Albuquerque, NM (PRWEB) August 16, 2012
This course is not for beginners! As one of Hacker Halted Academy’s Advanced Hacking offerings, Advanced Application Security is an intensive course that will take a deep dive into today’s latest risks in the programming environment, look at current prevention tools, and discover how new attacks are trying to infiltrate the application environment. Most importantly, instructor Tim Pierson will teach participants how to stop these attacks by defensively writing their code.
Participants will learn new techniques for hardening applications from within as well as how to attack web applications, off the shelf binary applications, and popular runtimes such as .net, java, and even Adobe AIR, in a legal and ethical way. “Learning where mistakes are made and ensuring every aspect of the principles of application security is in order,” Mr. Pierson explains.
Mr. Pierson hopes participants will gain a profound understanding of how perpetrators affect the functionality of things like DEP and ASLR. “For example,” Mr. Pierson continues, “knowing that DLL’s most typically load from a known location, we will deal with the notion of what is called return oriented programming (ROP) gadgets. This is the concept where perpetrators will jump to the end of subroutines in that DLL, and then the subroutine finishes and returns to the caller, that is, to them.”
By cleverly using the so-called “tails of existing code,” the person behind the screen is able to avoid the Data Execution Protection (DEP), because they’re not executing data. “They’re actually executing Microsoft’s code,” which Mr. Pierson says is “certainly not the way that Microsoft intended it to be used.”
Participants will leave this class realizing some of the most common mistakes made during the development lifecycle and will gain a better understanding of how to create a proactive defense code. This course is part of Hacker Halted’s full line-up of Academy classes that includes their flagship class, Certified Ethical Hacker.
To learn more about Hacker Halted Academy or to register for this class, please visit: http://www.hackerhalted.com/2012.
About Tim Pierson
Technical trainer for the past 23 years and is an industry leader in both Security and Virtualization. He has been a notable speaker at many industry events including Novell's Brainshare, Innotech, GISSA and many military venues including the Pentagon and numerous nuclear facilities addressing security both in the US and Europe. He is contributor to Secure Coding best practices and coauthor of Global Knowledge Windows 2000 bootcamp. Current projects include contributing author of "VMware Virtual Infrastructure Security:- Securing ESX and The Virtual Environment" released in April 2009 by Pearson Publishing and has done work for the bimonthly Virtualization Security Roundtable Podcast available as a download on iTunes and Talk Shoe. Tim is one of the EC-Council's Master Instructors.
About Hacker Halted
EC-Council’s flagship information security conference, Hacker Halted, aims to raise awareness toward increased education and ethics in information security. This information security conference series covers in-depth topics into the development of security issues plaguing the world. Hacker Halted features many world-renowned subject matter experts and high-level speakers, as well as some of the best technology companies showcasing their products and services. Hacker Halted provides the most sought after technical training and certification classes offered through Hacker Halted Academy by top training companies and led by well-respected instructors. Hacker Halted has grown; from a single annual conference in Miami to a global conference series with events held in Malaysia, Dubai, Egypt, Singapore, Mexico, and Japan since its inception in 2009.

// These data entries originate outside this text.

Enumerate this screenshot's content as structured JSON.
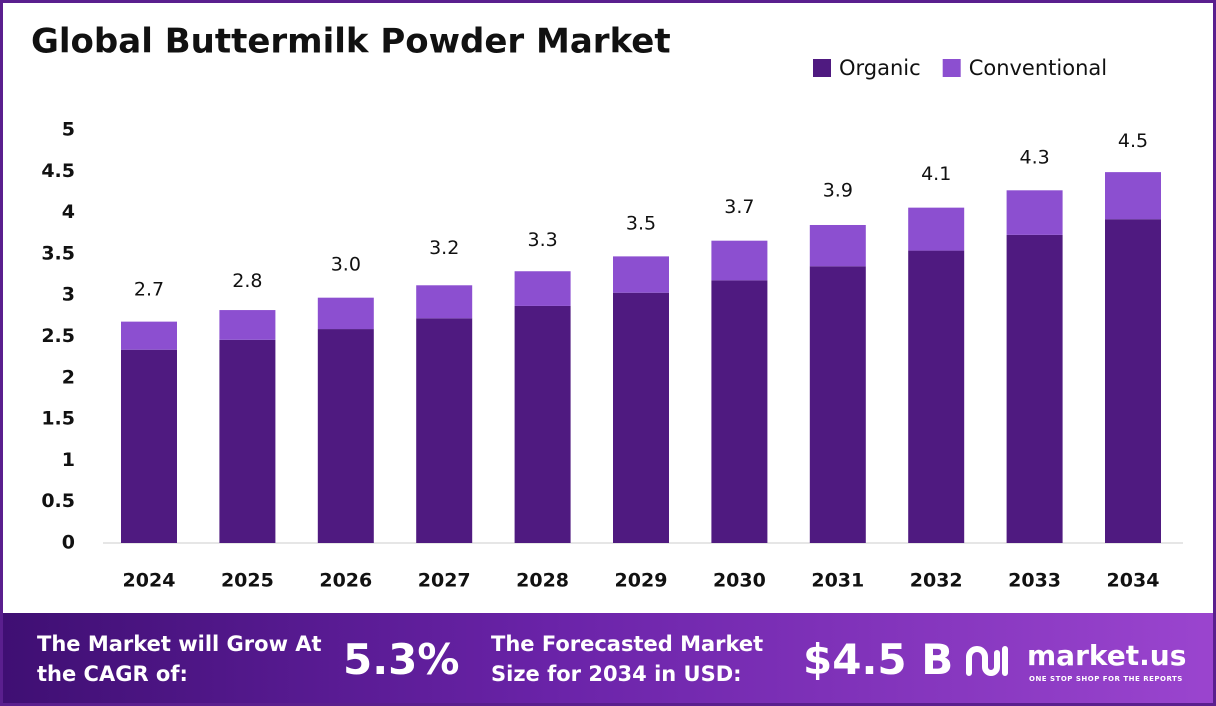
{
  "chart_data": {
    "type": "stacked-bar",
    "title": "Global Buttermilk Powder Market",
    "categories": [
      "2024",
      "2025",
      "2026",
      "2027",
      "2028",
      "2029",
      "2030",
      "2031",
      "2032",
      "2033",
      "2034"
    ],
    "series": [
      {
        "name": "Organic",
        "color": "#4f1a80",
        "values": [
          2.34,
          2.46,
          2.59,
          2.72,
          2.87,
          3.03,
          3.18,
          3.35,
          3.54,
          3.73,
          3.92
        ]
      },
      {
        "name": "Conventional",
        "color": "#8c4fd0",
        "values": [
          0.34,
          0.36,
          0.38,
          0.4,
          0.42,
          0.44,
          0.48,
          0.5,
          0.52,
          0.54,
          0.57
        ]
      }
    ],
    "totals": [
      2.7,
      2.8,
      3.0,
      3.2,
      3.3,
      3.5,
      3.7,
      3.9,
      4.1,
      4.3,
      4.5
    ],
    "total_labels": [
      "2.7",
      "2.8",
      "3.0",
      "3.2",
      "3.3",
      "3.5",
      "3.7",
      "3.9",
      "4.1",
      "4.3",
      "4.5"
    ],
    "ylim": [
      0,
      5
    ],
    "yticks": [
      0,
      0.5,
      1,
      1.5,
      2,
      2.5,
      3,
      3.5,
      4,
      4.5,
      5
    ],
    "legend": "top-right"
  },
  "footer": {
    "cagr_label": "The Market will Grow At the CAGR of:",
    "cagr_value": "5.3%",
    "forecast_label": "The Forecasted Market Size for 2034 in USD:",
    "forecast_value": "$4.5 B",
    "logo": "market.us",
    "tagline": "ONE STOP SHOP FOR THE REPORTS"
  }
}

The International Council of E-Commerce Consultants (EC-Council) is a member-based organization that certifies individuals in various e-business and security skills. EC Council is the owner and developer of the world-famous E-Council Certified Ethical Hacker (CEH), Computer Hacking Forensics Investigator (C|HFI), Certified Security Analyst (ECSA), License Penetration Tester (LPT) programs, and various others offered in over 60 countries around the globe. These certifications are recognized worldwide and have received endorsements from various government agencies including the US Federal Government via the Montgomery GI Bill, and the US Government National Security Agency (NSA) and the Committee on National Security Systems (CNSS) certifying EC-Council’s Certified Ethical Hacking (CEH), Network Security.